Convert ipset script to use nft

phillipmcmahon · June 26, 2023, 11:58pm

I run out of knowledge to be able to convert the following script to use nft instead of the now unavailable (on 1.4) ipset

I would use the set to filter source IPs on my wan-xxx fw zones.

Any help would be greatly appreciated.

#!/bin/bash
countryList="ch de gb nz"
firewallGroupName=countries-allowed
zonefiles="/config/zonefiles"
logLocation="/var/log/countries-allowed.log"

function loadcountry () {
     firewallGroupName=$1
     country=$2

     echo "Downloading country definition for $country..." >> $logLocation
     curl -o $zonefiles/${country}.zone http://www.ipdeny.com/ipblocks/data/countries/${country}.zone -q
     echo "Adding proper formating to $country zone file" >> $logLocation
     sed -i -e "s/^/add $firewallGroupName /" $zonefiles/${country}.zone
     echo "Creating/Modifing Temp file to load into $firewallGroupName" >> $logLocation
     cat $zonefiles/${country}.zone >> $zonefiles/country-load.tmp
}

echo "Flushing existing IPSET entries for $firewallGroupName" >> $logLocation
/sbin/ipset flush $firewallGroupName

for country in $countryList; do
     loadcountry $firewallGroupName $country
done

echo "Restoring IPSET entries for $countryList into $firewallGroupName firewall group" >> $logLocation
/sbin/ipset restore < $zonefiles/country-load.tmp

echo "Cleaning up temporary files" >> $logLocation
rm $zonefiles/country-load.tmp

tomcat667 · June 27, 2023, 6:32am

Try this

#!/bin/bash

countryList="ch de gb nz"
firewallSetName=countries-allowed
zonefiles="/config/zonefiles"
logLocation="/var/log/countries-allowed.log"

nft add table inet filter
nft add chain inet filter input { type filter hook input priority 0\; }
nft add set inet filter $firewallSetName { type ipv4_addr\; }

function loadcountry () {
     firewallSetName=$1
     country=$2

     echo "Downloading country definition for $country..." >> $logLocation
     curl -o $zonefiles/${country}.zone http://www.ipdeny.com/ipblocks/data/countries/${country}.zone -q

     echo "Adding proper formating to $country zone file" >> $logLocation
     sed -i -e "s/^/add element inet filter $firewallSetName {/" -e "s/$/}/" $zonefiles/${country}.zone

     echo "Loading IPs from $country into $firewallSetName set" >> $logLocation
     nft -f $zonefiles/${country}.zone
}

nft flush set inet filter $firewallSetName

for country in $countryList; do
     loadcountry $firewallSetName $country
done

nft list set inet filter $firewallSetName

Also remember that nftables does not automatically create rules that use the sets, so you need to manually create rules that use your new set. For example, to drop all packets not coming from one of the countries in your list, you would add a rule like:

nft add rule inet filter input ip saddr @countries-allowed accept
nft add rule inet filter input drop

Edit: here old link

phillipmcmahon · June 27, 2023, 6:48am

Thanks, will give this a try later this evening and let you know.

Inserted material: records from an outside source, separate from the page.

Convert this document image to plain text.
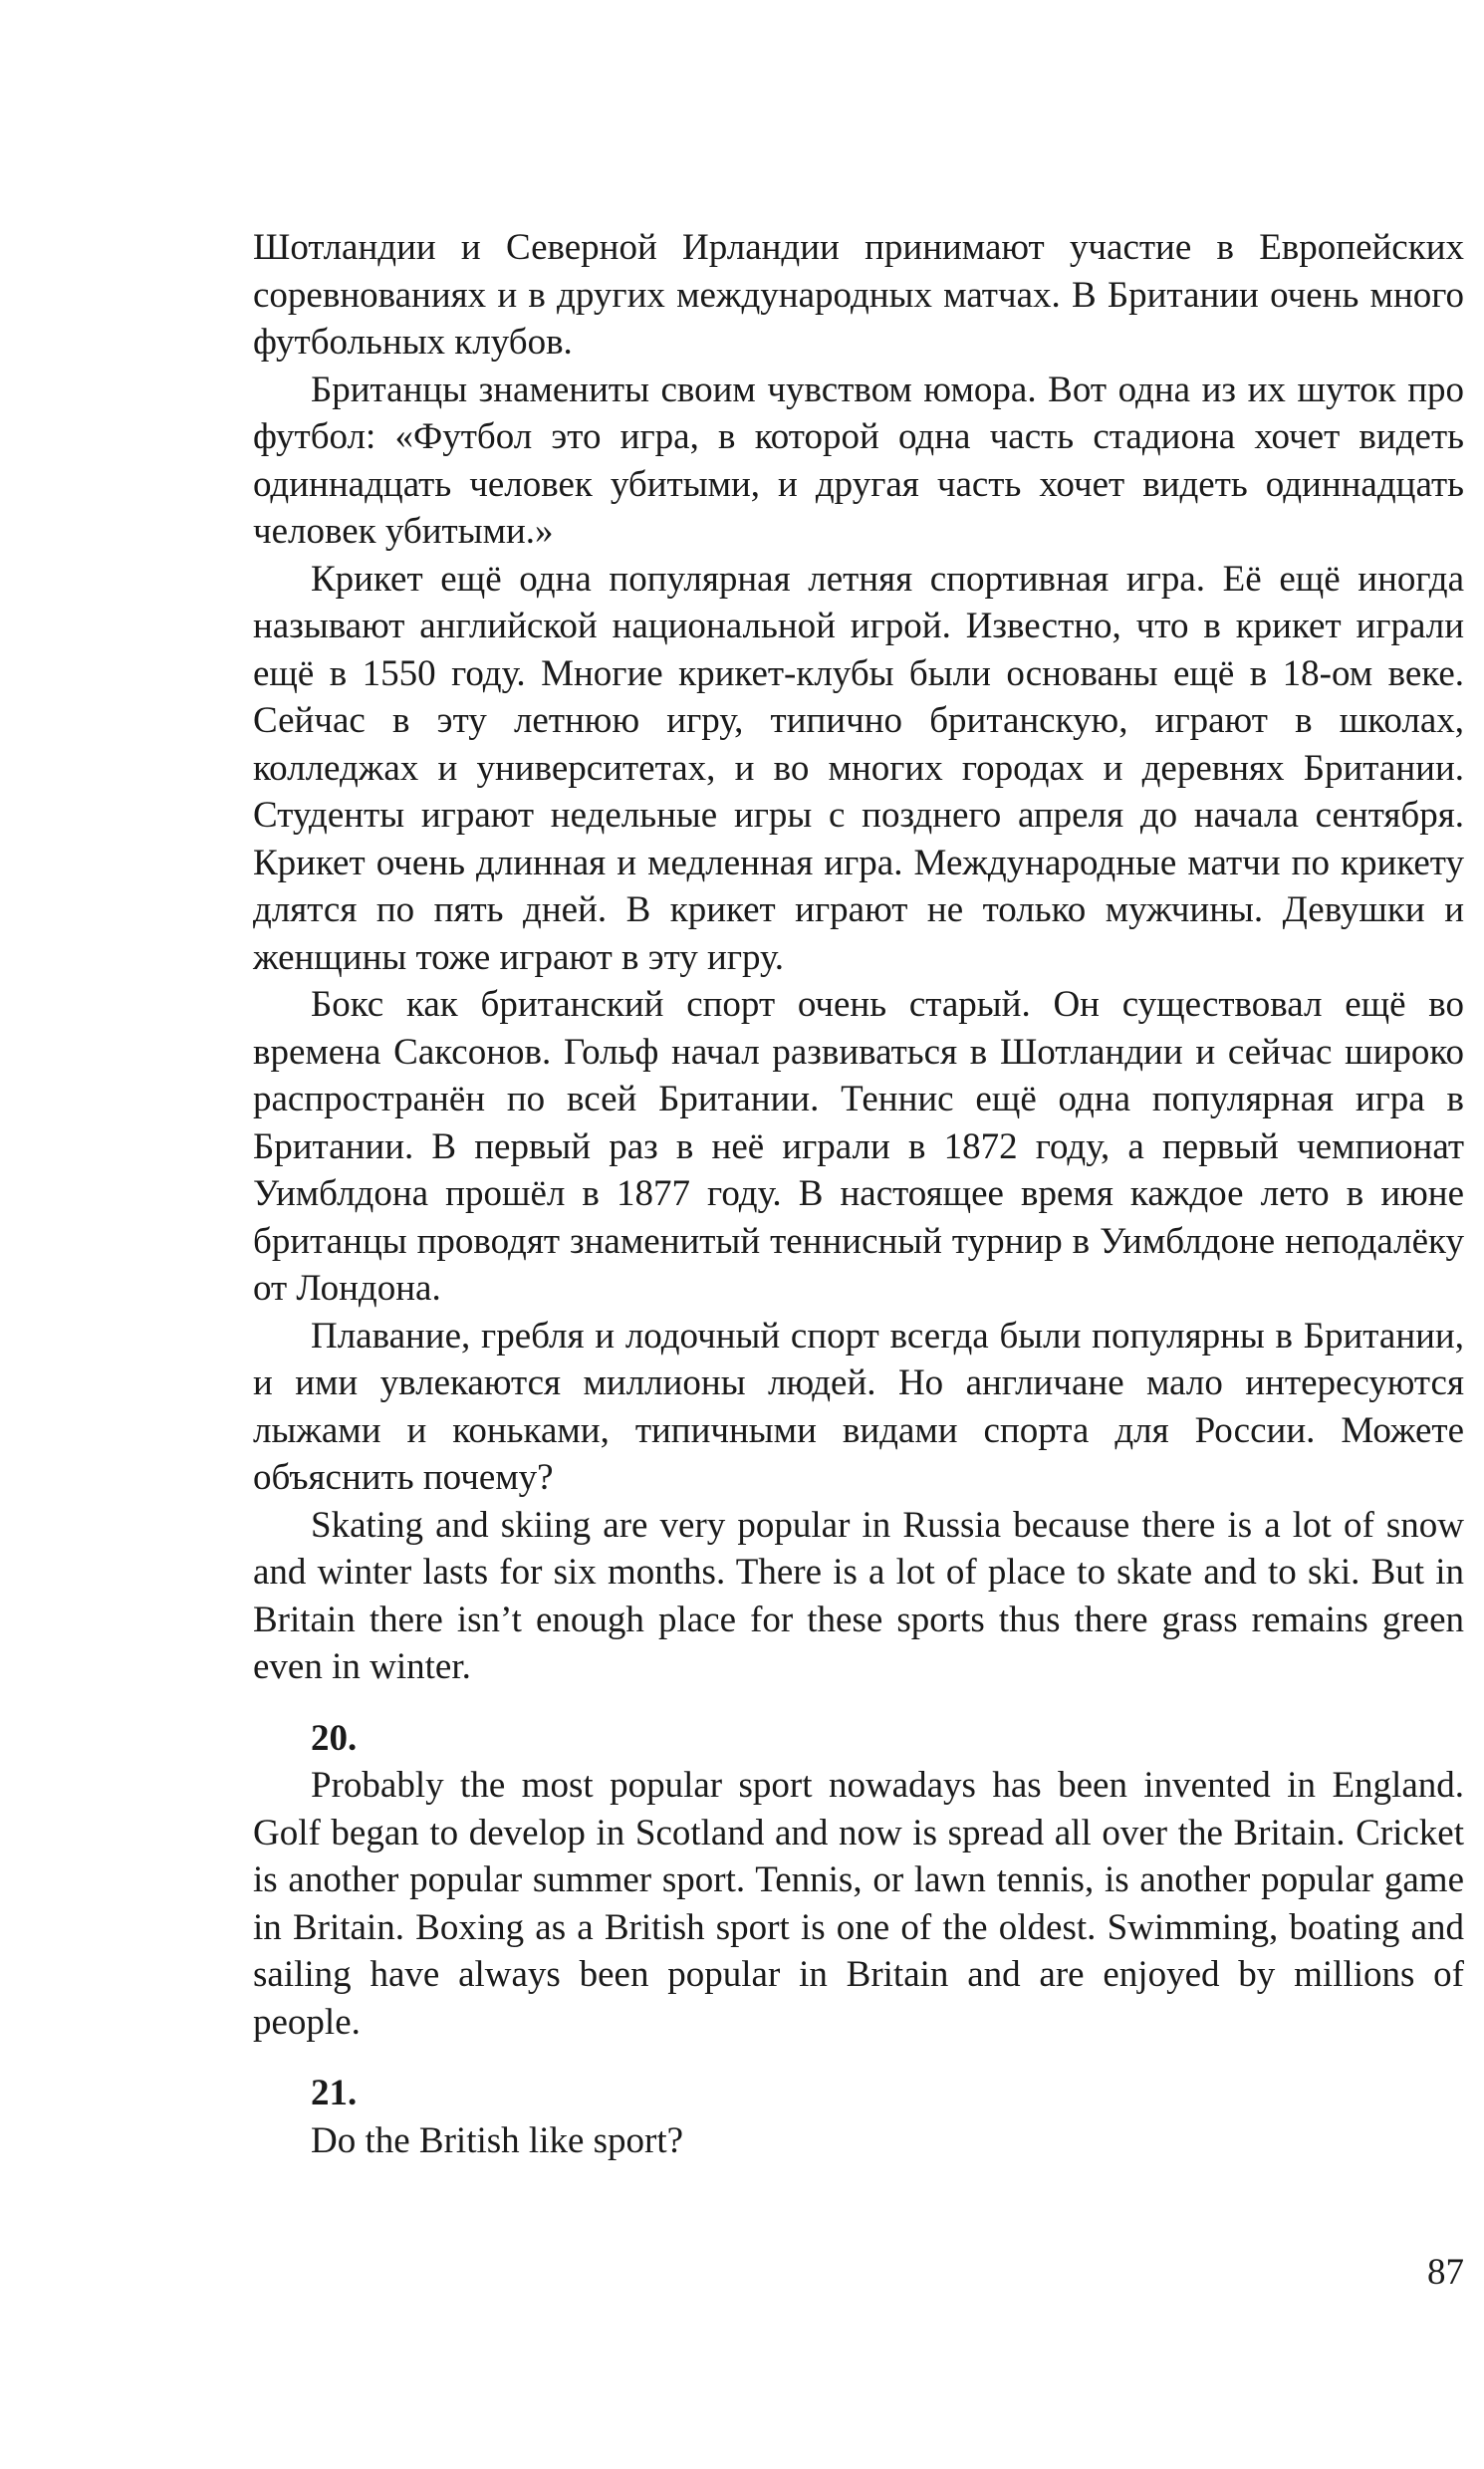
Шотландии и Северной Ирландии принимают участие в Европейских соревнованиях и в других международных матчах. В Британии очень много футбольных клубов.

Британцы знамениты своим чувством юмора. Вот одна из их шуток про футбол: «Футбол это игра, в которой одна часть стадиона хочет видеть одиннадцать человек убитыми, и другая часть хочет видеть одиннадцать человек убитыми.»

Крикет ещё одна популярная летняя спортивная игра. Её ещё иногда называют английской национальной игрой. Известно, что в крикет играли ещё в 1550 году. Многие крикет-клубы были основаны ещё в 18-ом веке. Сейчас в эту летнюю игру, типично британскую, играют в школах, колледжах и университетах, и во многих городах и деревнях Британии. Студенты играют недельные игры с позднего апреля до начала сентября. Крикет очень длинная и медленная игра. Международные матчи по крикету длятся по пять дней. В крикет играют не только мужчины. Девушки и женщины тоже играют в эту игру.

Бокс как британский спорт очень старый. Он существовал ещё во времена Саксонов. Гольф начал развиваться в Шотландии и сейчас широко распространён по всей Британии. Теннис ещё одна популярная игра в Британии. В первый раз в неё играли в 1872 году, а первый чемпионат Уимблдона прошёл в 1877 году. В настоящее время каждое лето в июне британцы проводят знаменитый теннисный турнир в Уимблдоне неподалёку от Лондона.

Плавание, гребля и лодочный спорт всегда были популярны в Британии, и ими увлекаются миллионы людей. Но англичане мало интересуются лыжами и коньками, типичными видами спорта для России. Можете объяснить почему?

Skating and skiing are very popular in Russia because there is a lot of snow and winter lasts for six months. There is a lot of place to skate and to ski. But in Britain there isn’t enough place for these sports thus there grass remains green even in winter.

20.

Probably the most popular sport nowadays has been invented in England. Golf began to develop in Scotland and now is spread all over the Britain. Cricket is another popular summer sport. Tennis, or lawn tennis, is another popular game in Britain. Boxing as a British sport is one of the oldest. Swimming, boating and sailing have always been popular in Britain and are enjoyed by millions of people.

21.

Do the British like sport?

87
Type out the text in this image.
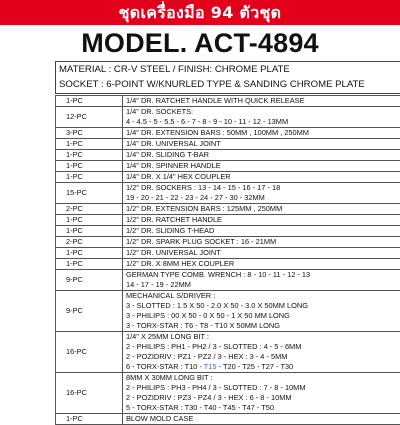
ชุดเครื่องมือ 94 ตัวชุด
MODEL. ACT-4894
MATERIAL : CR-V STEEL / FINISH: CHROME PLATE
SOCKET : 6-POINT W/KNURLED TYPE & SANDING CHROME PLATE
1-PC	1/4" DR. RATCHET HANDLE WITH QUICK RELEASE

12-PC	1/4" DR. SOCKETS:
4 - 4.5 - 5 - 5.5 - 6 - 7 - 8 - 9 - 10 - 11 - 12 - 13MM

3-PC	1/4" DR. EXTENSION BARS : 50MM , 100MM , 250MM

1-PC	1/4" DR. UNIVERSAL JOINT

1-PC	1/4" DR. SLIDING T-BAR

1-PC	1/4" DR. SPINNER HANDLE

1-PC	1/4" DR. X 1/4" HEX COUPLER

15-PC	1/2" DR. SOCKERS : 13 - 14 - 15 - 16 - 17 - 18
19 - 20 - 21 - 22 - 23 - 24 - 27 - 30 - 32MM

2-PC	1/2" DR. EXTENSION BARS : 125MM , 250MM

1-PC	1/2" DR. RATCHET HANDLE

1-PC	1/2" DR. SLIDING T-HEAD

2-PC	1/2" DR. SPARK PLUG SOCKET : 16 - 21MM

1-PC	1/2" DR. UNIVERSAL JOINT

1-PC	1/2" DR. X 8MM HEX COUPLER

9-PC	GERMAN TYPE COMB. WRENCH : 8 - 10 - 11 - 12 - 13
14 - 17 - 19 - 22MM

9-PC	MECHANICAL S/DRIVER :
3 - SLOTTED : 1.5 X 50 - 2.0 X 50 - 3.0 X 50MM LONG
3 - PHILIPS : 00 X 50 - 0 X 50 - 1 X 50 MM LONG
3 - TORX-STAR : T6 - T8 - T10 X 50MM LONG

16-PC	1/4" X 25MM LONG BIT :
2 - PHILIPS : PH1 - PH2 / 3 - SLOTTED : 4 - 5 - 6MM
2 - POZIDRIV : PZ1 - PZ2 / 3 - HEX : 3 - 4 - 5MM
6 - TORX-STAR : T10 - T15 - T20 - T25 - T27 - T30

16-PC	8MM X 30MM LONG BIT :
2 - PHILIPS : PH3 - PH4 / 3 - SLOTTED : 7 - 8 - 10MM
2 - POZIDRIV : PZ3 - PZ4 / 3 - HEX : 6 - 8 - 10MM
5 - TORX-STAR : T30 - T40 - T45 - T47 - T50

1-PC	BLOW MOLD CASE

In terms of rule, with the ipset method of old I simply referenced the ipset group name that was created in my standard config file and use a negation rule to block access from all countries not in my allowed list via that group name - countries-allowed.

Can the same be done with the nft approach as other than the script to populate the nft set that would keep my config contained in my config.boot file?

Viacheslav · June 27, 2023, 7:23am

For 1.4 we have geoip

phillipmcmahon · June 27, 2023, 7:26am

But unfortunately, it cannot work with groups, and I would have to add a rule per country in multiple locations.

pepe · June 27, 2023, 8:29am

You can add all country in one rule:

        rule 4 {
            action drop
            description drop-by-country
            log enable
            source {
                geoip {
                    country-code br
                    country-code by
                    country-code cn
                    country-code in
                    country-code ru
                }
            }
        }

Works on 1.4-rolling-202306260317.

phillipmcmahon · June 27, 2023, 12:45pm

Cool! wasn’t aware of that.

I think this should work in that case.

        rule 10 {
            action drop
            description "white listed countries only"
            source {
                geoip {
                    country-code ch
                    country-code de
                    country-code gb
                    country-code nz
                    country-code sg
                    country-code us
                    inverse-match
                }
            }
        }

system · June 29, 2023, 12:46pm

This topic was automatically closed 2 days after the last reply. New replies are no longer allowed.